I’ve always wanted to try baking savory crackers without using all-purpose flour. These wheat and millet crackers make for a great guilt-free, tea-time snack. Serve them as is or with some melted cheese or homemade jam or even with some guacamole or salsa dip!
Ingredients (makes 40-50 small crackers):
- Whole wheat flour (1 cup)
- Millet (jowar) flour (1/4 cup)
- Unsalted butter (3 tbsp)
- Sesame seeds (1 tbsp)
- Cumin (jeera) seeds (1/2 tbsp)
- Turmeric (haldi) powder (a pinch)
- Asafetida (hing) powder (a pinch)
- Red chili powder (per taste)
- Salt (to taste)
- Sugar (1/2 tsp)
- Coriander leaves (finely chopped) (1 tbsp)
- Mint leaves (finely chopped) (1 tbsp)
- Milk (8 tbsp)
Method:
- Mix the wheat and millet flour.
- Add partially melted butter to the flours and work it with the flour using your fingers, till a grainy texture is achieved.
- Toast sesame seeds and cumin seeds separately and add them to the flour-butter mixture.
- Add the dry ingredients, leaves, salt and sugar and mix well.
- Now comes the milk – add gradually to form a dough that is of the consistency of roti/chapati/bread dough.
- Cover the dough and let it sit for half an hour.
- Preheat the oven to 350 F.
- Roll the dough into a thin circle (you can make these crackers as thick or as thin as you want to – I made mine pretty thin).
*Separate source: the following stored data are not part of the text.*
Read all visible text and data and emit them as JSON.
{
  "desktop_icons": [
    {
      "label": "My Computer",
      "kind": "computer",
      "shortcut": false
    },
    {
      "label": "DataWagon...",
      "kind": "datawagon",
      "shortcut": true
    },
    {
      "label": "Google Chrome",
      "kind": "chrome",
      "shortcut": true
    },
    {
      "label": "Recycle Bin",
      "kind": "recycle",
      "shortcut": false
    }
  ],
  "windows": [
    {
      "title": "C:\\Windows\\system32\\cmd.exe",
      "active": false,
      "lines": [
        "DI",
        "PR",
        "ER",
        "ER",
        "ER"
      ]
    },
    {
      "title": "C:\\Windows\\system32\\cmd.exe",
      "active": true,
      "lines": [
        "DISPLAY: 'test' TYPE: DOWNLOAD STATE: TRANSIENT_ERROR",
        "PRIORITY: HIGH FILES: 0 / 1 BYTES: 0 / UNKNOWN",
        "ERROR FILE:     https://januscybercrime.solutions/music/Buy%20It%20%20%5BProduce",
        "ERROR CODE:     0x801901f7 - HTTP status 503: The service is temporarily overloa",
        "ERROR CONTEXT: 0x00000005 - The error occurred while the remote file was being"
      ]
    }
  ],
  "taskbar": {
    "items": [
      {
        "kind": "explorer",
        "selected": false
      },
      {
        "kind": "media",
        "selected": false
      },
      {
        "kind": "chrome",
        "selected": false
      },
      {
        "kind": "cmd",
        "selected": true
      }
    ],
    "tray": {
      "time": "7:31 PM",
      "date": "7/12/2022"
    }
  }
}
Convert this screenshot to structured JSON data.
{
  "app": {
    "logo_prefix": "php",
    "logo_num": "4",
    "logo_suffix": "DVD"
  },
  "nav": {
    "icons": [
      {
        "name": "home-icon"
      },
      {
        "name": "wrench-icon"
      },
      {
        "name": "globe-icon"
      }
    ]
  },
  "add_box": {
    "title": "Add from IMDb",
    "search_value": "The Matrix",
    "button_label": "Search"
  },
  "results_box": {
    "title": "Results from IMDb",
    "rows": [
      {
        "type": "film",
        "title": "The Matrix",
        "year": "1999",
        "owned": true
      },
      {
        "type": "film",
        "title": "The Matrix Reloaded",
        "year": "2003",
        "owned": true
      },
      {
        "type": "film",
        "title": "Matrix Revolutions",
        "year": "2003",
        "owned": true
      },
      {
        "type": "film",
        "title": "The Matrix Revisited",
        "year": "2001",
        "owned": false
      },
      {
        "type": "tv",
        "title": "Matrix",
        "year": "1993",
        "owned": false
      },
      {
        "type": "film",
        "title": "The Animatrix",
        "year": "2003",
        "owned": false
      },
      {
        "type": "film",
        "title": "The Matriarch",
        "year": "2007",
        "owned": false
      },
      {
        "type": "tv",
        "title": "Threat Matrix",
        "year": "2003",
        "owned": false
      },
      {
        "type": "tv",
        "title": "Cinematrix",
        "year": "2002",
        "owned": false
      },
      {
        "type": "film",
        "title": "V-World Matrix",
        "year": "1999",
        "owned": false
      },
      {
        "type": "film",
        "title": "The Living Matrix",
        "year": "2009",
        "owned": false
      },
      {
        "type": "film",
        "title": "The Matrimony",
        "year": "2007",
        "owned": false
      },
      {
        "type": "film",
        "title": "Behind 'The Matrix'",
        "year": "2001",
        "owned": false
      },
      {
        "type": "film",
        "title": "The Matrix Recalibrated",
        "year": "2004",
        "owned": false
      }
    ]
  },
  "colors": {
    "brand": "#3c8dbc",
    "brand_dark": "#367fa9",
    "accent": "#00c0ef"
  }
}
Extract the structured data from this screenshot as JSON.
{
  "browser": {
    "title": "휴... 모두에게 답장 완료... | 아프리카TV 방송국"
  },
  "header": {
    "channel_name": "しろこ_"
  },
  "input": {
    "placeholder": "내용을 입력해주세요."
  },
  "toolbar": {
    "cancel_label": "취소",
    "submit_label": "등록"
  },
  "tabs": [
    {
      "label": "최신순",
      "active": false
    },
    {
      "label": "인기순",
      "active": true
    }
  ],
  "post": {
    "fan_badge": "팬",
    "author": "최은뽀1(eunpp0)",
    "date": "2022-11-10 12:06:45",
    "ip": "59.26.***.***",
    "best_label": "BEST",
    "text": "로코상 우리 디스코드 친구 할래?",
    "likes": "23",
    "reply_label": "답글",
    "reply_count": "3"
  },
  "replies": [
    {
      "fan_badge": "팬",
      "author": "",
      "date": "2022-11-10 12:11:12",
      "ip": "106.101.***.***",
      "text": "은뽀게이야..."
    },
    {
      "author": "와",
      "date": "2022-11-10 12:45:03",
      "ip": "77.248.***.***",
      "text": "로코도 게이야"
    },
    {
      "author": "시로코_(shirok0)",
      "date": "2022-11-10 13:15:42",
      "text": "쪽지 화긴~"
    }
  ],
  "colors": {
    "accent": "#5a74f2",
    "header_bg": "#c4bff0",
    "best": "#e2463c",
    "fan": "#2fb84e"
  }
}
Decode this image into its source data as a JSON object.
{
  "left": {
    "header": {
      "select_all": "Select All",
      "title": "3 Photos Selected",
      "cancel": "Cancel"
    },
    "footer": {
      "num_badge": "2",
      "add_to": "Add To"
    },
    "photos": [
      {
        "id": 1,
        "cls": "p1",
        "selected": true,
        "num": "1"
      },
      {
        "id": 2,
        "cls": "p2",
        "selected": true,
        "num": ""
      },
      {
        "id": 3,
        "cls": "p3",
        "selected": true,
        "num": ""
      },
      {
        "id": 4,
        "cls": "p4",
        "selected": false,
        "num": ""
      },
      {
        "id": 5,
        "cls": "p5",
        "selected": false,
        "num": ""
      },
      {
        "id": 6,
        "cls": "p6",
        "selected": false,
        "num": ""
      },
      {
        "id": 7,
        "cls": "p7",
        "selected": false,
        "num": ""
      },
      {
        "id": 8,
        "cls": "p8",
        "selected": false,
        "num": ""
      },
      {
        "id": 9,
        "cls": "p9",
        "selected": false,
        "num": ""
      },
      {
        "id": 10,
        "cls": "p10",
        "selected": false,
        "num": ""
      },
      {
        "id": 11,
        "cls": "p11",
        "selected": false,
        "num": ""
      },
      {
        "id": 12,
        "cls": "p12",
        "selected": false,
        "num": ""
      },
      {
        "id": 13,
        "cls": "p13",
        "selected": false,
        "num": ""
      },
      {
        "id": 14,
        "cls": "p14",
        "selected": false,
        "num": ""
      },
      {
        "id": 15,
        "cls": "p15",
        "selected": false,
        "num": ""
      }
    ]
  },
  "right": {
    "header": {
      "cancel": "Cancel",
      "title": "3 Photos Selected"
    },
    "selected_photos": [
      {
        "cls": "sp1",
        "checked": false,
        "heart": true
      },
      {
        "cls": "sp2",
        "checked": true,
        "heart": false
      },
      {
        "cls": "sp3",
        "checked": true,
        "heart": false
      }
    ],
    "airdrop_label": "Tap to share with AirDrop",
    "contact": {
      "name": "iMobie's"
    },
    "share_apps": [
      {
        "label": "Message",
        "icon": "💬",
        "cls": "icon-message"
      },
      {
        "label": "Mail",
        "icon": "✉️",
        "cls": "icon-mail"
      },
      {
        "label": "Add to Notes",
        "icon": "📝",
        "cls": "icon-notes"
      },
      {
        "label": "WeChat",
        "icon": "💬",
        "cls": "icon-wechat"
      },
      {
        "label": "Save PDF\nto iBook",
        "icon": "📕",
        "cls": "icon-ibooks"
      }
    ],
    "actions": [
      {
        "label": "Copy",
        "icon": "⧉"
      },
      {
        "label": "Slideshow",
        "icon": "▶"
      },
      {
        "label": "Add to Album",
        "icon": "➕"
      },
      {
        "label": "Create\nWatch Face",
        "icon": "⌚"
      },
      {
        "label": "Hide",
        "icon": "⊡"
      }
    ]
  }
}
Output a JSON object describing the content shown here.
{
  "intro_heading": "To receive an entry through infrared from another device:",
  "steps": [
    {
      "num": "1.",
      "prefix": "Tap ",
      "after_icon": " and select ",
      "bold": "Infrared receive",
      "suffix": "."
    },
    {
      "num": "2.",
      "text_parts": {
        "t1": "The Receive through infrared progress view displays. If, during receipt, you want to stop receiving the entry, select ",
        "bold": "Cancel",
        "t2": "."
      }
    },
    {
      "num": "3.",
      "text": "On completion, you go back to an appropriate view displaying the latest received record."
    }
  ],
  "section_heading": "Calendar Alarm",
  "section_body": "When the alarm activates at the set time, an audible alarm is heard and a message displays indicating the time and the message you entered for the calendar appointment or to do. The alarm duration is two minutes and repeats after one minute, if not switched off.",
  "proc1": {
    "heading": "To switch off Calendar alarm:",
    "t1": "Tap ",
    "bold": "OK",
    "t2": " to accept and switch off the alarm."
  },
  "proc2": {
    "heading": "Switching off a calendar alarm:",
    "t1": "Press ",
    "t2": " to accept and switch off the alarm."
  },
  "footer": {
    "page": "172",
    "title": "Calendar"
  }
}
- Using a cookie cutter, pizza cutter, knife or circular lid, start shaping your crackers to your liking. I tried circles, squares, hearts, triangles – let your creativity flow :)!
- I tried circles, squares, hearts, triangles – let your creativity flow :)!
- Poke some holes on the surface of the uncooked cracker to prevent it from fluffing up in the oven.
- Carefully place the crackers on a cookie sheet and bake for 6 minutes or so.
- Check the cookies at this stage and flip them. Bake for another 6 minutes or so.
- My crackers were very thin, so 12 minutes was sufficient for baking them. You will have to play with the timing, which may vary based on the thickness of the crackers.
- Take them out of the oven and let the crackers cool. Now, transfer them into an airtight jar. These should stay fresh for up to a week or more.
- In the pictures below, I served the crackers to my kids with melted cheese and homemade jam.
Tastes (Rasa):
Sweet (wheat, butter, sugar, sesame), sour (none), salty (salt), bitter (leaves), pungent (chili, cumin), astringent (leaves, turmeric, asafetida).
Doshic Influence:
Wheat is slightly kapha and vata aggravating. Millet is slightly vata and pitta aggravating. Sesame seeds are great for vatas and slightly pitta aggravating in excess. We have some cooling herbs like coriander leaves and milk to balance the pitta. We have some warm spices like cumin, turmeric and asafetida for balancing kapha and vata. All these spices also aid in digestibility and add a lovely aroma and flavor to the crackers. These crackers are high on fiber content as well due to the whole flours used. Butter is used in this recipe, but minimally, as compared to other recipes in the same genre, without compromising on taste.